Airlangga: Setengah dari Belanja Warga RI di Luar Negeri Bisa Dongkrak Ekonomi Nasional
- VIVA.co.id/Mohammad Yudha Prasetya
Jakarta,VIVA – Menteri Koordinator Bidang Perekonomian, Airlangga Hartarto menegaskan, pemerintah sangat mendukung program 'Belanja di Indonesia Saja' yang digagas oleh Himpunan Peritel & Penyewa Pusat Perbelanjaan Indonesia (Hippindo).
Menurutnya, apabila program itu bisa benar-benar diimplementasikan oleh masyarakat Indonesia, maka secara otomatis hal itu akan turut mendongkrak konsumsi di dalam negeri yang akan berdampak positif terhadap ekonomi nasional.
"Pemerintah mendukung program Hippindo yakni 'Belanja di Indonesia Saja', sehingga bisa mendorong konsumsi di dalam negeri," kata Airlangga di acara 'Indonesia Retail Summit 2024', di kawasan Pantai Indah Kapuk (PIK), Jakarta Utara, Rabu, 28 Agustus 2024.
Dia mengakui bahwa nilai belanja masyarakat Indonesia di luar negeri saat ini sangat besar. "Sehingga kalau kita bisa mendapatkan setengah saja belanja orang Indonesia yang pergi ke luar negeri, maka itu akan mendongkrak pembelian di dalam negeri sekaligus perekonomian kita," ujarnya.
Terlebih, Airlangga meyakini bahwa saat ini sebenarnya tidak ada barang-barang yang dijual di luar negeri yang tidak ada di Indonesia. "Tidak ada barang yang dijual di luar negeri yang tidak ada di Indonesia. Saya bisa katakan, tidak ada. Semua barang yang ada di luar negeri pasti ada juga di Indonesia," kata Airlangga.
Dengan program 'Belanja di Indonesia Saja' yang diusung Hippindo tersebut, Dia memastikan bahwa hal itu akan membantu program-program pemerintah, yang juga terus berupaya mendorong pertumbuhan konsumsi secara nasional.
Apalagi, lanjut Airlangga, ke depannya pemerintah juga akan mendorong pemanfaatan teknologi dari sisi pembayaran, untuk lebih memudahkan transaksi masyarakat dalam membeli dan mengonsumsi barang-barang di Indonesia.
Hal itu dilakukan oleh pemerintah, antara lain untuk memonitor aspek perpajakan yang akan menjadi pemasukan bagi negara dari program 'Belanja di Indonesia Saja' tersebut .

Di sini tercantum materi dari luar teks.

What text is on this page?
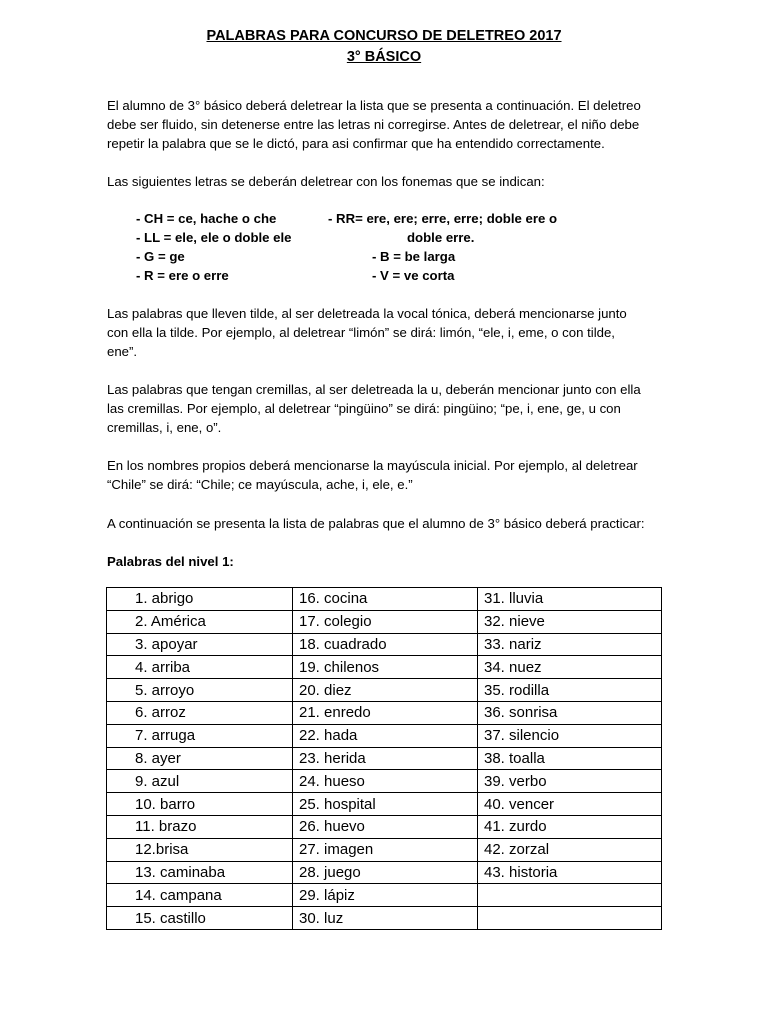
PALABRAS PARA CONCURSO DE DELETREO 2017
3° BÁSICO

El alumno de 3° básico deberá deletrear la lista que se presenta a continuación. El deletreo
debe ser fluido, sin detenerse entre las letras ni corregirse. Antes de deletrear, el niño debe
repetir la palabra que se le dictó, para asi confirmar que ha entendido correctamente.

Las siguientes letras se deberán deletrear con los fonemas que se indican:

- CH = ce, hache o che
- LL = ele, ele o doble ele
- G = ge
- R = ere o erre
- RR= ere, ere; erre, erre; doble ere o
doble erre.
- B = be larga
- V = ve corta

Las palabras que lleven tilde, al ser deletreada la vocal tónica, deberá mencionarse junto
con ella la tilde. Por ejemplo, al deletrear “limón” se dirá: limón, “ele, i, eme, o con tilde,
ene”.

Las palabras que tengan cremillas, al ser deletreada la u, deberán mencionar junto con ella
las cremillas. Por ejemplo, al deletrear “pingüino” se dirá: pingüino; “pe, i, ene, ge, u con
cremillas, i, ene, o”.

En los nombres propios deberá mencionarse la mayúscula inicial. Por ejemplo, al deletrear
“Chile” se dirá: “Chile; ce mayúscula, ache, i, ele, e.”

A continuación se presenta la lista de palabras que el alumno de 3° básico deberá practicar:

Palabras del nivel 1:

1. abrigo	16. cocina	31. lluvia
2. América	17. colegio	32. nieve
3. apoyar	18. cuadrado	33. nariz
4. arriba	19. chilenos	34. nuez
5. arroyo	20. diez	35. rodilla
6. arroz	21. enredo	36. sonrisa
7. arruga	22. hada	37. silencio
8. ayer	23. herida	38. toalla
9. azul	24. hueso	39. verbo
10. barro	25. hospital	40. vencer
11. brazo	26. huevo	41. zurdo
12.brisa	27. imagen	42. zorzal
13. caminaba	28. juego	43. historia
14. campana	29. lápiz	
15. castillo	30. luz	
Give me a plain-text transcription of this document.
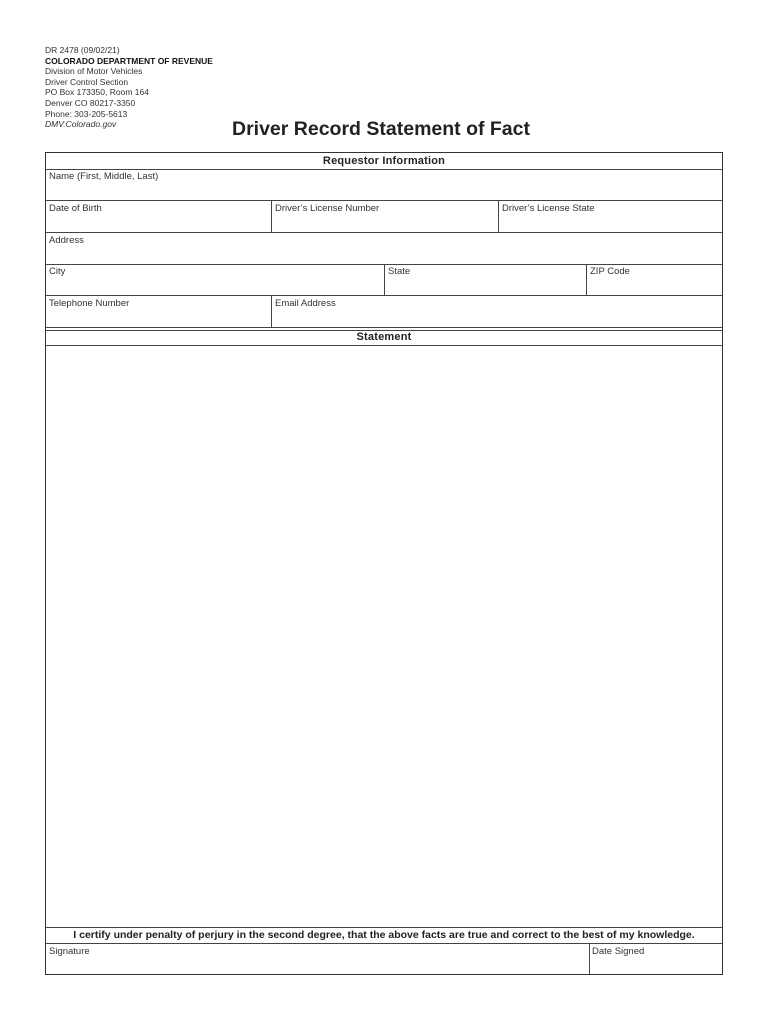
DR 2478 (09/02/21)
COLORADO DEPARTMENT OF REVENUE
Division of Motor Vehicles
Driver Control Section
PO Box 173350, Room 164
Denver CO 80217-3350
Phone: 303-205-5613
DMV.Colorado.gov	Driver Record Statement of Fact
Requestor Information
Name (First, Middle, Last)
Date of Birth	Driver’s License Number	Driver’s License State
Address
City	State	ZIP Code
Telephone Number	Email Address
Statement
I certify under penalty of perjury in the second degree, that the above facts are true and correct to the best of my knowledge.
Signature	Date Signed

"Kita ke depannya juga mendorong penggunaan teknologi dalam segi pembayaran untuk meningkatkan inklusi keuangan. Kalau semua menggunakan QRIS, menggunakan e-money, tentu itu akan memudahkan dan pemerintah juga bisa memonitoring tax payer kita, itu juga penting. Karena jumlah pembayar pajak kita masih relatif rendah, di mana kita punya taxpayer itu baru sekitar 31 juta (wajib pajak)," ujarnya.